Angelos Michaelides, Professor, Yusuf Hamied Department of Chemistry, University of Cambridge
Designing Around Defects
Dr. Camille Scalliet, currently a Permanent Researcher at the Laboratoire de Physique de l'École Normale Supérieure in Paris, conducted this research while serving as a Herchel Smith Postdoctoral Fellow at the University of Cambridge.
She commented: “By understanding how defects influence these ripples, our work helps engineers control the physical behavior of these materials by using defects, something traditionally considered undesirable as a design tool.”
This work is a premier example of how machine learning potentials (a sub-discipline of artificial intelligence) are transforming the field of materials science by enabling more accurate, efficient, and data-driven predictions of material properties. This is accelerating materials discovery and design, leading to the development of novel materials with desired functionalities for various applications.
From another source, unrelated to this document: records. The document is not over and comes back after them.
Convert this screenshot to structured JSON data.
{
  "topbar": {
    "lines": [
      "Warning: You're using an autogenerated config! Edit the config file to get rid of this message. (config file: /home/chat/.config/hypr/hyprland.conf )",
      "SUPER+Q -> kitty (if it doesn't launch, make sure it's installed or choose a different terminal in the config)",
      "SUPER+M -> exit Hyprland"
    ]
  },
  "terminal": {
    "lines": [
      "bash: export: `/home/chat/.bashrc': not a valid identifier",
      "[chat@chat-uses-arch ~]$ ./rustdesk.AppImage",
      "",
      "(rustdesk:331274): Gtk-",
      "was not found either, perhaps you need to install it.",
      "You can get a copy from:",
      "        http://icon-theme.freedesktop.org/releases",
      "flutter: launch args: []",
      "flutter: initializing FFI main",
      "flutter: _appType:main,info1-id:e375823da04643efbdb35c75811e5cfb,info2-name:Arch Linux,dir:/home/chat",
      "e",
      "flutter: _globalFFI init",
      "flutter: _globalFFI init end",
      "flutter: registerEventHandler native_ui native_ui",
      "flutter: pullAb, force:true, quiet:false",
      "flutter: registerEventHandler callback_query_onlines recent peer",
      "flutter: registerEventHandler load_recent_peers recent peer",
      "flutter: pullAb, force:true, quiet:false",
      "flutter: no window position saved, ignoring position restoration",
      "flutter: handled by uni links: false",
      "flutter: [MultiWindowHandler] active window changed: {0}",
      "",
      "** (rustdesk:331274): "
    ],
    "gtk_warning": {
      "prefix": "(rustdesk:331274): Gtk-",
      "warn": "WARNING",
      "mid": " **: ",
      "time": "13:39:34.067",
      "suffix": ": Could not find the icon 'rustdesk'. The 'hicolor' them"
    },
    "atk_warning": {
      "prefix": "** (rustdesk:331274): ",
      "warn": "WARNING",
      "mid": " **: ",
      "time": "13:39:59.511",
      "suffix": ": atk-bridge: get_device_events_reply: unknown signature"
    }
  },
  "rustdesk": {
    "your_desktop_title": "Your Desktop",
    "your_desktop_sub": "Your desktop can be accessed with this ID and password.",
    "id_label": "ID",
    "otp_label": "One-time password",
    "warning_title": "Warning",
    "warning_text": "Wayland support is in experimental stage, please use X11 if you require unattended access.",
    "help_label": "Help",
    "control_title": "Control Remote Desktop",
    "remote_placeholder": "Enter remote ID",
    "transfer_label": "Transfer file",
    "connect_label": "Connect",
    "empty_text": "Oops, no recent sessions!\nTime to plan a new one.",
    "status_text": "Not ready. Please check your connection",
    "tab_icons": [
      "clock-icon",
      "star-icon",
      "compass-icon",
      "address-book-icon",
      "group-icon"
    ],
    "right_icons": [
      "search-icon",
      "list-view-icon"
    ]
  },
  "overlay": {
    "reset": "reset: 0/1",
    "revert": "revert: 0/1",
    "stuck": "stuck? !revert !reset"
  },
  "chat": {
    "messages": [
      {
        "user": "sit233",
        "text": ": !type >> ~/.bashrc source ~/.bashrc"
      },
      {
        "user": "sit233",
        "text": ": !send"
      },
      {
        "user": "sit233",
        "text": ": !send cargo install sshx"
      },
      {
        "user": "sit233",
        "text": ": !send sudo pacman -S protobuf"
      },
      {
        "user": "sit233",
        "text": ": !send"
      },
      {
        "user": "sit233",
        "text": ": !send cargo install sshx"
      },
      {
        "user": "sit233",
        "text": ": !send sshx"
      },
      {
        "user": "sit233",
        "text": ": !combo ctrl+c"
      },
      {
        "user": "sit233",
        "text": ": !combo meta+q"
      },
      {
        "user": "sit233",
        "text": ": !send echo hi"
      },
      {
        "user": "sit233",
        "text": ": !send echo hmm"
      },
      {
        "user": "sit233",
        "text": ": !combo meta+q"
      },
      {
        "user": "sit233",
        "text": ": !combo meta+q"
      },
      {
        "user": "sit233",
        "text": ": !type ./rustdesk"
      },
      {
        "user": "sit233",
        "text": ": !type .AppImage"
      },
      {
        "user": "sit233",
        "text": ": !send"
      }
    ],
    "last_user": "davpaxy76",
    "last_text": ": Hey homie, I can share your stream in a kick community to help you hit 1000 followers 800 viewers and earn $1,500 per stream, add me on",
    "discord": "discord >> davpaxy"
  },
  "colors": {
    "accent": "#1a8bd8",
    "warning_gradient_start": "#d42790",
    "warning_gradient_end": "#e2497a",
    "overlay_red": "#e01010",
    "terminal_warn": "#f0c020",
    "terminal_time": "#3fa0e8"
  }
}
Erich A Müller, Professor, Department of Chemical Engineering, Imperial College London
The researchers are excited to expand on these findings in the future. Fabian Thiemann and Camille Scalliet discussed their thoughts on the future of their study: “There are great ways to continue this work. Our next steps are to study more complicated situations at the nanoscale, such as membranes in contact with water or other materials. This is just the beginning of this collaboration.”
Journal Reference:
Thiemann, F. L., et al. (2025) Defects induce phase transition from dynamic to static rippling in graphene. Proceedings of the National Academy of Sciences. doi.org/10.1073/pnas.2416932122.